The business announced on Tuesday that total rental revenues jumped 17% during the 12 months to April 2016, to £2.26bn. This drove pre-tax profit 24% higher from the corresponding period, to £489.6m.
And promisingly, chief executive Geoff Drabble said: “Our end markets remain strong, the structural drivers are still in place and we have a strong balance sheet, which allows us to execute our plans responsibly.”
With the firm’s global expansion strategy clearly delivering the goods, the City expects Ashtead to print earnings growth of 6% in 2017 and 8% the following year, resulting in ultra-low P/E ratios of 10.7 times and 9.9 times.
I reckon the power play is a steal at current share prices.
Build bumper returns
Construction play Crest Nicholson (LSE: CRST) underlined the strength of the housing market with its latest trading update on Tuesday.
Shrugging off the imminent Brexit referendum, Crest Nicholson saw revenues leap 22% during November-April, to £408.1m, a result that propelled pre-tax profit 25% higher to £72.6m.
Although Crest Nicholson acknowledged the possibility of “business disruption” should Britain leave the EU, the company remains bullish over its long-term prospects. Indeed, chief executive Stephen Stone commented that “the business is well positioned to achieve its target of £1bn of revenues in 2016 and to continue growing its contribution to overall housing delivery.”

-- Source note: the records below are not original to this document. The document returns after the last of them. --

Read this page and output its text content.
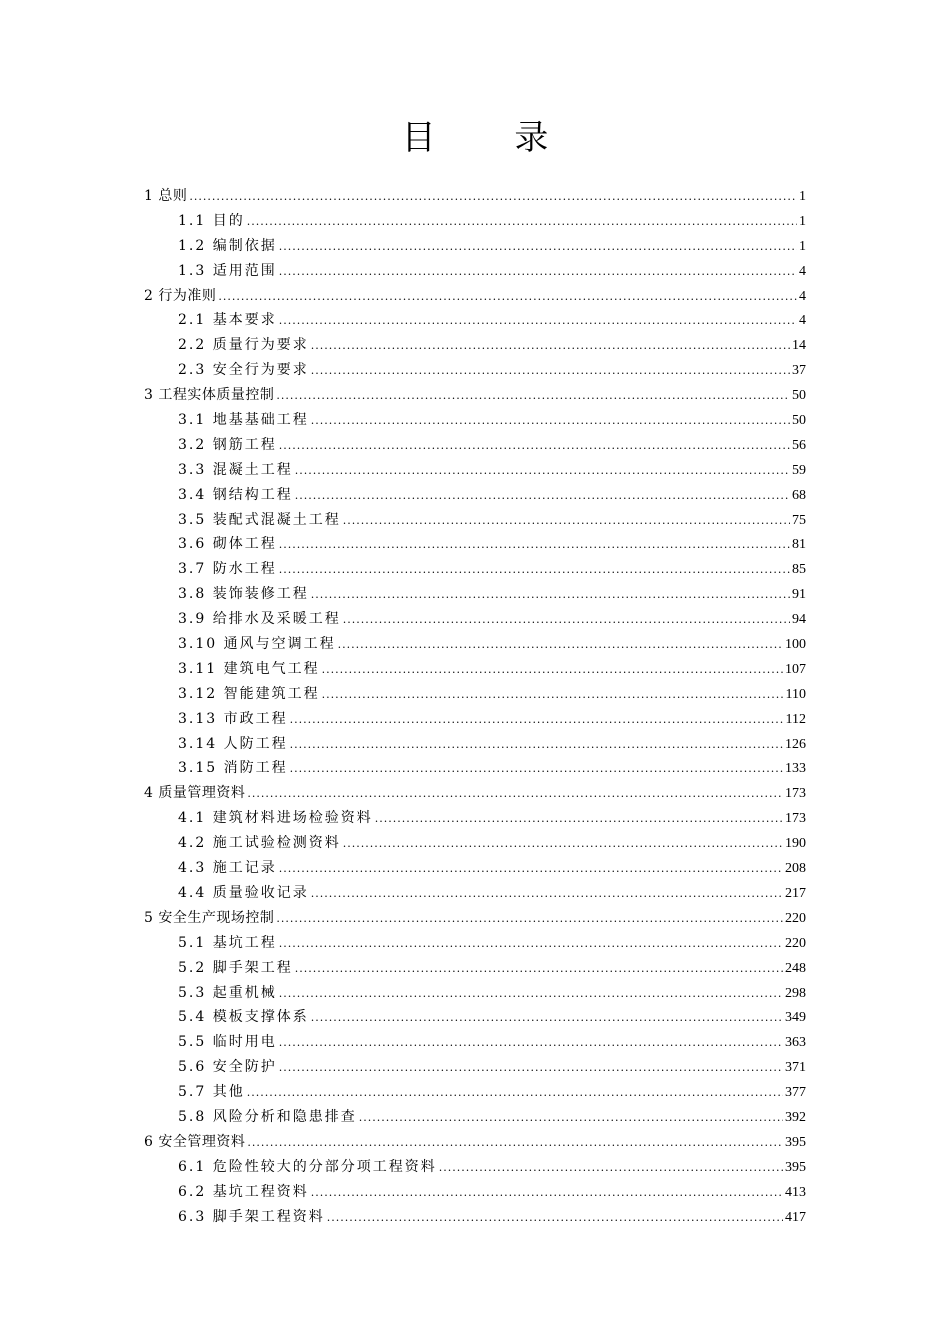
目 录
1 总则 .....	1
1.1 目的 .....	1
1.2 编制依据 .....	1
1.3 适用范围 .....	4
2 行为准则 .....	4
2.1 基本要求 .....	4
2.2 质量行为要求 .....	14
2.3 安全行为要求 .....	37
3 工程实体质量控制 .....	50
3.1 地基基础工程 .....	50
3.2 钢筋工程 .....	56
3.3 混凝土工程 .....	59
3.4 钢结构工程 .....	68
3.5 装配式混凝土工程 .....	75
3.6 砌体工程 .....	81
3.7 防水工程 .....	85
3.8 装饰装修工程 .....	91
3.9 给排水及采暖工程 .....	94
3.10 通风与空调工程 .....	100
3.11 建筑电气工程 .....	107
3.12 智能建筑工程 .....	110
3.13 市政工程 .....	112
3.14 人防工程 .....	126
3.15 消防工程 .....	133
4 质量管理资料 .....	173
4.1 建筑材料进场检验资料 .....	173
4.2 施工试验检测资料 .....	190
4.3 施工记录 .....	208
4.4 质量验收记录 .....	217
5 安全生产现场控制 .....	220
5.1 基坑工程 .....	220
5.2 脚手架工程 .....	248
5.3 起重机械 .....	298
5.4 模板支撑体系 .....	349
5.5 临时用电 .....	363
5.6 安全防护 .....	371
5.7 其他 .....	377
5.8 风险分析和隐患排查 .....	392
6 安全管理资料 .....	395
6.1 危险性较大的分部分项工程资料 .....	395
6.2 基坑工程资料 .....	413
6.3 脚手架工程资料 .....	417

The City shares this bullish view, and earnings are expected to grow 25% and 13% in the periods to October 2016 and 2017, respectively, resulting in P/E ratings of just 9.2 times and 8.2 times.
And dividend yields of 4.8% and 6.1% for these years rubber-stamp Crest Nicholson as a hot value pick, in my opinion.
Clothing colossus
Fashion play Ted Baker (LSE: TED) completed the set on Tuesday with great trading numbers of its own.
The company saw revenues leap 11.3% during the 19 weeks to 11 June, it said, a result that was driven by the surging popularity of its online channels. Sales generated via the internet galloped 32.3% during the period.
Ted Baker’s multi-channel approach is clearly paying off handsomely, and ongoing expansion looks set to keep driving the top line higher — the clothing giant opened new stores in Beijing, Ottawa and Seattle during the period, as well as its first language-specific website in Germany.
Ted Baker has a great growth record, and the number crunchers expect this to keep rolling with rises of 12% and 15% for the years to January 2017 and 2018, respectively.
While slightly expensive on paper — the company carries P/E ratings of 21 times and 18 times for this year and next — I reckon Ted Baker’s terrific momentum across the globe merits such a premium.